La contribuente impugnava l’atto davanti alla Commissione Tributaria Provinciale, che lo annullava. La Commissione Tributaria Regionale della Sicilia, accogliendo parzialmente l’appello erariale, riformava la decisione e onerava l’Ufficio di rettificare l’avviso tenendo conto dei pagamenti giustificati e di alcune poste riconosciute inerenti. Avverso tale sentenza la società proponeva ricorso per cassazione con tre motivi; l’Agenzia delle Entrate rimaneva intimata.
La Motivazione della Corte
Con il primo motivo la ricorrente denunciava la violazione dell’art. 7, comma 1, ultimo periodo, legge n. 212/2000, per aver la sentenza escluso la nullità dell’avviso per mancata allegazione dei provvedimenti autorizzativi emessi dal Procuratore della Repubblica e dal Comandante Regionale della Guardia di Finanza. Il motivo è respinto.
La Corte rileva che la Commissione regionale ha accertato in fatto che la contribuente si era limitata a dolersi dell’omessa allegazione dei provvedimenti, non della loro mancanza.
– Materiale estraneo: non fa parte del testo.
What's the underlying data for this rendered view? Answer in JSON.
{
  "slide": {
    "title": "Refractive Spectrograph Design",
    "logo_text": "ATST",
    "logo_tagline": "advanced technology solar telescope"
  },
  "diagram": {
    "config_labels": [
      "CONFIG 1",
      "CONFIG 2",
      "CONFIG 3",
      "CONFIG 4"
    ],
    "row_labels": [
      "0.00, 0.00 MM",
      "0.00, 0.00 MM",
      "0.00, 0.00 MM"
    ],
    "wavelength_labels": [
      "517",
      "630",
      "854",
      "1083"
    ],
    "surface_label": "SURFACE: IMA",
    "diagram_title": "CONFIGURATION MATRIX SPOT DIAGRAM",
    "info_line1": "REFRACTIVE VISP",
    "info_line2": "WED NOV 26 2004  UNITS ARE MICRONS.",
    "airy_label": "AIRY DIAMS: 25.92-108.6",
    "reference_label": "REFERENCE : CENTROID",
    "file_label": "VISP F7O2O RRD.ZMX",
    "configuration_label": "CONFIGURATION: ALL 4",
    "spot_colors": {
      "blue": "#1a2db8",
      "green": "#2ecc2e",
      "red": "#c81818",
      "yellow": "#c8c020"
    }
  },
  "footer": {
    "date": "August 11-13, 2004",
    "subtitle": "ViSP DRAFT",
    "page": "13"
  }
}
La censura resta priva di concludenza, perché la ricorrente non deduce che durante l’accesso presso l’abitazione del legale rappresentante siano stati acquisiti documenti poi utilizzati per l’accertamento: si tratta di una pretesa irregolarità formale che non incide sulla legittimità dell’atto.
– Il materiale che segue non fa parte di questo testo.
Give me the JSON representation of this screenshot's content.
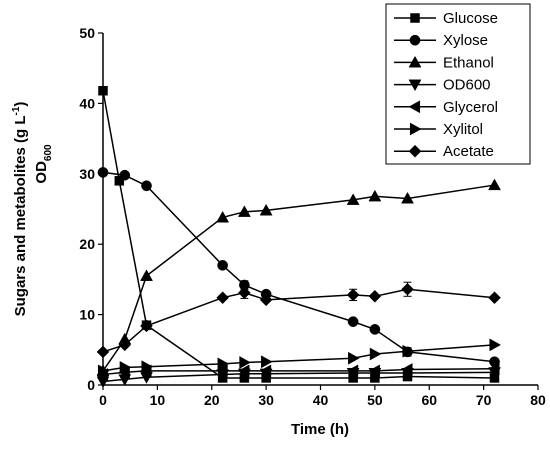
{
  "chart_data": {
    "type": "line",
    "xlabel": "Time (h)",
    "ylabel_main": "Sugars and metabolites (g L",
    "ylabel_sup": "-1",
    "ylabel_close": ")",
    "ylabel2_base": "OD",
    "ylabel2_sub": "600",
    "xlim": [
      0,
      80
    ],
    "ylim": [
      0,
      50
    ],
    "xticks": [
      "0",
      "10",
      "20",
      "30",
      "40",
      "50",
      "60",
      "70",
      "80"
    ],
    "yticks": [
      "0",
      "10",
      "20",
      "30",
      "40",
      "50"
    ],
    "legend_position": "top-right",
    "series": [
      {
        "name": "Glucose",
        "marker": "square",
        "x": [
          0,
          3,
          8,
          22,
          26,
          30,
          46,
          50,
          56,
          72
        ],
        "y": [
          41.8,
          29,
          8.5,
          1,
          1,
          1,
          1,
          1,
          1.2,
          1
        ]
      },
      {
        "name": "Xylose",
        "marker": "circle",
        "x": [
          0,
          4,
          8,
          22,
          26,
          30,
          46,
          50,
          56,
          72
        ],
        "y": [
          30.2,
          29.8,
          28.3,
          17,
          14.2,
          12.9,
          9,
          7.9,
          4.7,
          3.3
        ],
        "err": [
          0,
          0,
          0,
          0,
          0.6,
          0,
          0,
          0,
          0.6,
          0
        ]
      },
      {
        "name": "Ethanol",
        "marker": "triangle-up",
        "x": [
          0,
          4,
          8,
          22,
          26,
          30,
          46,
          50,
          56,
          72
        ],
        "y": [
          2,
          6.5,
          15.5,
          23.8,
          24.6,
          24.8,
          26.3,
          26.8,
          26.5,
          28.4
        ]
      },
      {
        "name": "OD600",
        "marker": "triangle-down",
        "x": [
          0,
          4,
          8,
          22,
          26,
          30,
          46,
          50,
          56,
          72
        ],
        "y": [
          0.5,
          0.8,
          1.1,
          1.5,
          1.6,
          1.6,
          1.7,
          1.7,
          1.7,
          1.8
        ]
      },
      {
        "name": "Glycerol",
        "marker": "triangle-left",
        "x": [
          0,
          4,
          8,
          22,
          26,
          30,
          46,
          50,
          56,
          72
        ],
        "y": [
          1.5,
          1.8,
          2,
          2,
          2,
          2,
          2,
          2,
          2.2,
          2.3
        ]
      },
      {
        "name": "Xylitol",
        "marker": "triangle-right",
        "x": [
          0,
          4,
          8,
          22,
          26,
          30,
          46,
          50,
          56,
          72
        ],
        "y": [
          2,
          2.5,
          2.6,
          3,
          3.2,
          3.3,
          3.8,
          4.4,
          4.8,
          5.7
        ]
      },
      {
        "name": "Acetate",
        "marker": "diamond",
        "x": [
          0,
          4,
          8,
          22,
          26,
          30,
          46,
          50,
          56,
          72
        ],
        "y": [
          4.7,
          5.7,
          8.4,
          12.4,
          13.1,
          12.1,
          12.8,
          12.6,
          13.6,
          12.4
        ],
        "err": [
          0,
          0,
          0,
          0,
          0.8,
          0,
          0.8,
          0,
          1,
          0
        ]
      }
    ]
  }
}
Quanto all’autorizzazione alle indagini bancarie, la Corte richiama il consolidato indirizzo di legittimità secondo cui il provvedimento esplica una funzione organizzativa nei rapporti fra uffici. La sua mancata allegazione non determina l’illegittimità dell’atto, poiché le norme richiamate non prevedono l’obbligo di esibizione al contribuente, salvo che la movimentazione bancaria sia stata acquisita in mancanza dell’autorizzazione e ciò abbia prodotto un concreto pregiudizio; nel caso di specie l’esistenza dell’autorizzazione è stata ritenuta incontroversa.
Il secondo motivo, prospettante la violazione degli artt. 32 e 37, comma 3, d.P.R. n. 600/1973 e dell’art. 51 d.P.R. n. 633/1972, è dichiarato inammissibile per difetto del requisito di specificità di cui all’art. 366, comma 1, n. 6), cod. proc. civ., non avendo la ricorrente riprodotto nei suoi esatti termini il contenuto dell’avviso di accertamento. La doglianza, inoltre, non si confronta con il percorso motivazionale della pronuncia gravata. La Corte ribadisce che la denuncia ex art. 360, comma 1, n. 3), cod. proc. civ. non può essere mediata dalla riconsiderazione delle risultanze istruttorie.
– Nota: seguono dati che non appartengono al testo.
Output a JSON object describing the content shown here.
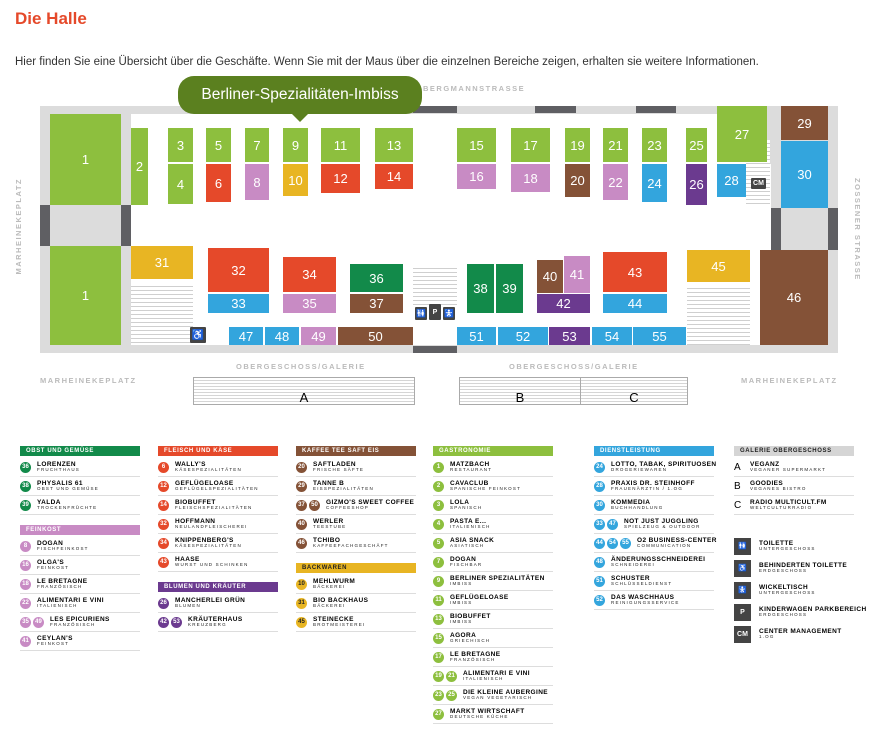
{
  "page": {
    "title": "Die Halle",
    "intro": "Hier finden Sie eine Übersicht über die Geschäfte. Wenn Sie mit der Maus über die einzelnen Bereiche zeigen, erhalten sie weitere Informationen."
  },
  "colors": {
    "gastro": "#8dbf3e",
    "fleisch": "#e5492a",
    "feinkost": "#c88bc4",
    "back": "#e8b523",
    "obst": "#128a4a",
    "kaffee": "#845237",
    "dienst": "#33a5dd",
    "blumen": "#6b3a8f",
    "galerie": "#d5d5d5",
    "tooltip": "#5b801f",
    "title": "#e5492a"
  },
  "map": {
    "tooltip": "Berliner-Spezialitäten-Imbiss",
    "streets": {
      "top": "BERGMANNSTRASSE",
      "left": "MARHEINEKEPLATZ",
      "right": "ZOSSENER STRASSE",
      "bottom_left": "MARHEINEKEPLATZ",
      "bottom_right": "MARHEINEKEPLATZ",
      "galerie_1": "OBERGESCHOSS/GALERIE",
      "galerie_2": "OBERGESCHOSS/GALERIE"
    },
    "galerie": [
      "A",
      "B",
      "C"
    ],
    "stalls": [
      {
        "n": "1",
        "c": "gastro"
      },
      {
        "n": "1",
        "c": "gastro"
      },
      {
        "n": "2",
        "c": "gastro"
      },
      {
        "n": "3",
        "c": "gastro"
      },
      {
        "n": "4",
        "c": "gastro"
      },
      {
        "n": "5",
        "c": "gastro"
      },
      {
        "n": "6",
        "c": "fleisch"
      },
      {
        "n": "7",
        "c": "gastro"
      },
      {
        "n": "8",
        "c": "feinkost"
      },
      {
        "n": "9",
        "c": "gastro"
      },
      {
        "n": "10",
        "c": "back"
      },
      {
        "n": "11",
        "c": "gastro"
      },
      {
        "n": "12",
        "c": "fleisch"
      },
      {
        "n": "13",
        "c": "gastro"
      },
      {
        "n": "14",
        "c": "fleisch"
      },
      {
        "n": "15",
        "c": "gastro"
      },
      {
        "n": "16",
        "c": "feinkost"
      },
      {
        "n": "17",
        "c": "gastro"
      },
      {
        "n": "18",
        "c": "feinkost"
      },
      {
        "n": "19",
        "c": "gastro"
      },
      {
        "n": "20",
        "c": "kaffee"
      },
      {
        "n": "21",
        "c": "gastro"
      },
      {
        "n": "22",
        "c": "feinkost"
      },
      {
        "n": "23",
        "c": "gastro"
      },
      {
        "n": "24",
        "c": "dienst"
      },
      {
        "n": "25",
        "c": "gastro"
      },
      {
        "n": "26",
        "c": "blumen"
      },
      {
        "n": "27",
        "c": "gastro"
      },
      {
        "n": "28",
        "c": "dienst"
      },
      {
        "n": "29",
        "c": "kaffee"
      },
      {
        "n": "30",
        "c": "dienst"
      },
      {
        "n": "31",
        "c": "back"
      },
      {
        "n": "32",
        "c": "fleisch"
      },
      {
        "n": "33",
        "c": "dienst"
      },
      {
        "n": "34",
        "c": "fleisch"
      },
      {
        "n": "35",
        "c": "feinkost"
      },
      {
        "n": "36",
        "c": "obst"
      },
      {
        "n": "37",
        "c": "kaffee"
      },
      {
        "n": "38",
        "c": "obst"
      },
      {
        "n": "39",
        "c": "obst"
      },
      {
        "n": "40",
        "c": "kaffee"
      },
      {
        "n": "41",
        "c": "feinkost"
      },
      {
        "n": "42",
        "c": "blumen"
      },
      {
        "n": "43",
        "c": "fleisch"
      },
      {
        "n": "44",
        "c": "dienst"
      },
      {
        "n": "45",
        "c": "back"
      },
      {
        "n": "46",
        "c": "kaffee"
      },
      {
        "n": "47",
        "c": "dienst"
      },
      {
        "n": "48",
        "c": "dienst"
      },
      {
        "n": "49",
        "c": "feinkost"
      },
      {
        "n": "50",
        "c": "kaffee"
      },
      {
        "n": "51",
        "c": "dienst"
      },
      {
        "n": "52",
        "c": "dienst"
      },
      {
        "n": "53",
        "c": "blumen"
      },
      {
        "n": "54",
        "c": "dienst"
      },
      {
        "n": "55",
        "c": "dienst"
      }
    ],
    "icons": {
      "cm": "CM",
      "wc": "WC",
      "parking": "P"
    }
  },
  "legend": [
    [
      {
        "title": "OBST UND GEMÜSE",
        "c": "obst",
        "items": [
          {
            "b": [
              "36"
            ],
            "n": "LORENZEN",
            "s": "FRUCHTHAUS"
          },
          {
            "b": [
              "38"
            ],
            "n": "PHYSALIS 61",
            "s": "OBST UND GEMÜSE"
          },
          {
            "b": [
              "39"
            ],
            "n": "YALDA",
            "s": "TROCKENFRÜCHTE"
          }
        ]
      },
      {
        "title": "FEINKOST",
        "c": "feinkost",
        "items": [
          {
            "b": [
              "8"
            ],
            "n": "DOGAN",
            "s": "FISCHFEINKOST"
          },
          {
            "b": [
              "16"
            ],
            "n": "OLGA'S",
            "s": "FEINKOST"
          },
          {
            "b": [
              "18"
            ],
            "n": "LE BRETAGNE",
            "s": "FRANZÖSISCH"
          },
          {
            "b": [
              "22"
            ],
            "n": "ALIMENTARI E VINI",
            "s": "ITALIENISCH"
          },
          {
            "b": [
              "35",
              "49"
            ],
            "n": "LES EPICURIENS",
            "s": "FRANZÖSISCH"
          },
          {
            "b": [
              "41"
            ],
            "n": "CEYLAN'S",
            "s": "FEINKOST"
          }
        ]
      }
    ],
    [
      {
        "title": "FLEISCH UND KÄSE",
        "c": "fleisch",
        "items": [
          {
            "b": [
              "6"
            ],
            "n": "WALLY'S",
            "s": "KÄSESPEZIALITÄTEN"
          },
          {
            "b": [
              "12"
            ],
            "n": "GEFLÜGELOASE",
            "s": "GEFLÜGELSPEZIALITÄTEN"
          },
          {
            "b": [
              "14"
            ],
            "n": "BIOBUFFET",
            "s": "FLEISCHSPEZIALITÄTEN"
          },
          {
            "b": [
              "32"
            ],
            "n": "HOFFMANN",
            "s": "NEULANDFLEISCHEREI"
          },
          {
            "b": [
              "34"
            ],
            "n": "KNIPPENBERG'S",
            "s": "KÄSESPEZIALITÄTEN"
          },
          {
            "b": [
              "43"
            ],
            "n": "HAASE",
            "s": "WURST UND SCHINKEN"
          }
        ]
      },
      {
        "title": "BLUMEN UND KRÄUTER",
        "c": "blumen",
        "items": [
          {
            "b": [
              "26"
            ],
            "n": "MANCHERLEI GRÜN",
            "s": "BLUMEN"
          },
          {
            "b": [
              "42",
              "53"
            ],
            "n": "KRÄUTERHAUS",
            "s": "KREUZBERG"
          }
        ]
      }
    ],
    [
      {
        "title": "KAFFEE  TEE  SAFT  EIS",
        "c": "kaffee",
        "items": [
          {
            "b": [
              "20"
            ],
            "n": "SAFTLADEN",
            "s": "FRISCHE SÄFTE"
          },
          {
            "b": [
              "29"
            ],
            "n": "TANNE B",
            "s": "EISSPEZIALITÄTEN"
          },
          {
            "b": [
              "37",
              "50"
            ],
            "n": "GIZMO'S SWEET COFFEE",
            "s": "COFFEESHOP"
          },
          {
            "b": [
              "40"
            ],
            "n": "WERLER",
            "s": "TEESTUBE"
          },
          {
            "b": [
              "46"
            ],
            "n": "TCHIBO",
            "s": "KAFFEEFACHGESCHÄFT"
          }
        ]
      },
      {
        "title": "BACKWAREN",
        "c": "back",
        "dark": true,
        "items": [
          {
            "b": [
              "10"
            ],
            "n": "MEHLWURM",
            "s": "BÄCKEREI"
          },
          {
            "b": [
              "31"
            ],
            "n": "BIO BACKHAUS",
            "s": "BÄCKEREI"
          },
          {
            "b": [
              "45"
            ],
            "n": "STEINECKE",
            "s": "BROTMEISTEREI"
          }
        ]
      }
    ],
    [
      {
        "title": "GASTRONOMIE",
        "c": "gastro",
        "items": [
          {
            "b": [
              "1"
            ],
            "n": "MATZBACH",
            "s": "RESTAURANT"
          },
          {
            "b": [
              "2"
            ],
            "n": "CAVACLUB",
            "s": "SPANISCHE FEINKOST"
          },
          {
            "b": [
              "3"
            ],
            "n": "LOLA",
            "s": "SPANISCH"
          },
          {
            "b": [
              "4"
            ],
            "n": "PASTA E...",
            "s": "ITALIENISCH"
          },
          {
            "b": [
              "5"
            ],
            "n": "ASIA SNACK",
            "s": "ASIATISCH"
          },
          {
            "b": [
              "7"
            ],
            "n": "DOGAN",
            "s": "FISCHBAR"
          },
          {
            "b": [
              "9"
            ],
            "n": "BERLINER SPEZIALITÄTEN",
            "s": "IMBISS"
          },
          {
            "b": [
              "11"
            ],
            "n": "GEFLÜGELOASE",
            "s": "IMBISS"
          },
          {
            "b": [
              "13"
            ],
            "n": "BIOBUFFET",
            "s": "IMBISS"
          },
          {
            "b": [
              "15"
            ],
            "n": "AGORA",
            "s": "GRIECHISCH"
          },
          {
            "b": [
              "17"
            ],
            "n": "LE BRETAGNE",
            "s": "FRANZÖSISCH"
          },
          {
            "b": [
              "19",
              "21"
            ],
            "n": "ALIMENTARI E VINI",
            "s": "ITALIENISCH"
          },
          {
            "b": [
              "23",
              "25"
            ],
            "n": "DIE KLEINE AUBERGINE",
            "s": "VEGAN VEGETARISCH"
          },
          {
            "b": [
              "27"
            ],
            "n": "MARKT WIRTSCHAFT",
            "s": "DEUTSCHE KÜCHE"
          }
        ]
      }
    ],
    [
      {
        "title": "DIENSTLEISTUNG",
        "c": "dienst",
        "items": [
          {
            "b": [
              "24"
            ],
            "n": "LOTTO, TABAK, SPIRITUOSEN",
            "s": "DROGERIEWAREN"
          },
          {
            "b": [
              "28"
            ],
            "n": "PRAXIS DR. STEINHOFF",
            "s": "FRAUENÄRZTIN / 1.OG"
          },
          {
            "b": [
              "30"
            ],
            "n": "KOMMEDIA",
            "s": "BUCHHANDLUNG"
          },
          {
            "b": [
              "33",
              "47"
            ],
            "n": "NOT JUST JUGGLING",
            "s": "SPIELZEUG & OUTDOOR"
          },
          {
            "b": [
              "44",
              "54",
              "55"
            ],
            "n": "O2 BUSINESS-CENTER",
            "s": "COMMUNICATION"
          },
          {
            "b": [
              "48"
            ],
            "n": "ÄNDERUNGSSCHNEIDEREI",
            "s": "SCHNEIDEREI"
          },
          {
            "b": [
              "51"
            ],
            "n": "SCHUSTER",
            "s": "SCHLÜSSELDIENST"
          },
          {
            "b": [
              "52"
            ],
            "n": "DAS WASCHHAUS",
            "s": "REINIGUNGSSERVICE"
          }
        ]
      }
    ],
    [
      {
        "title": "GALERIE OBERGESCHOSS",
        "c": "galerie",
        "dark": true,
        "items": [
          {
            "l": "A",
            "n": "VEGANZ",
            "s": "VEGANER SUPERMARKT"
          },
          {
            "l": "B",
            "n": "GOODIES",
            "s": "VEGANES BISTRO"
          },
          {
            "l": "C",
            "n": "RADIO MULTICULT.FM",
            "s": "WELTCULTURRADIO"
          }
        ]
      }
    ]
  ],
  "facilities": [
    {
      "icon": "toilet",
      "g": "🚻",
      "n": "TOILETTE",
      "s": "UNTERGESCHOSS"
    },
    {
      "icon": "wheelchair-wc",
      "g": "♿",
      "n": "BEHINDERTEN TOILETTE",
      "s": "ERDGESCHOSS"
    },
    {
      "icon": "baby-changing",
      "g": "🚼",
      "n": "WICKELTISCH",
      "s": "UNTERGESCHOSS"
    },
    {
      "icon": "stroller-parking",
      "g": "P",
      "n": "KINDERWAGEN PARKBEREICH",
      "s": "ERDGESCHOSS"
    },
    {
      "icon": "center-management",
      "g": "CM",
      "n": "CENTER MANAGEMENT",
      "s": "1.OG"
    }
  ]
}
Il terzo mezzo, incentrato sull’art. 360, comma 1, n. 5), cod. proc. civ., rimane assorbito dall’inammissibilità del motivo precedente. Il ricorso è respinto; nulla si dispone sulle spese, non avendo l’Agenzia svolto attività difensiva in questa fase. Viene resa l’attestazione del contributo unificato ai sensi dell’art. 13, comma 1-quater, d.P.R. n. 115/2002.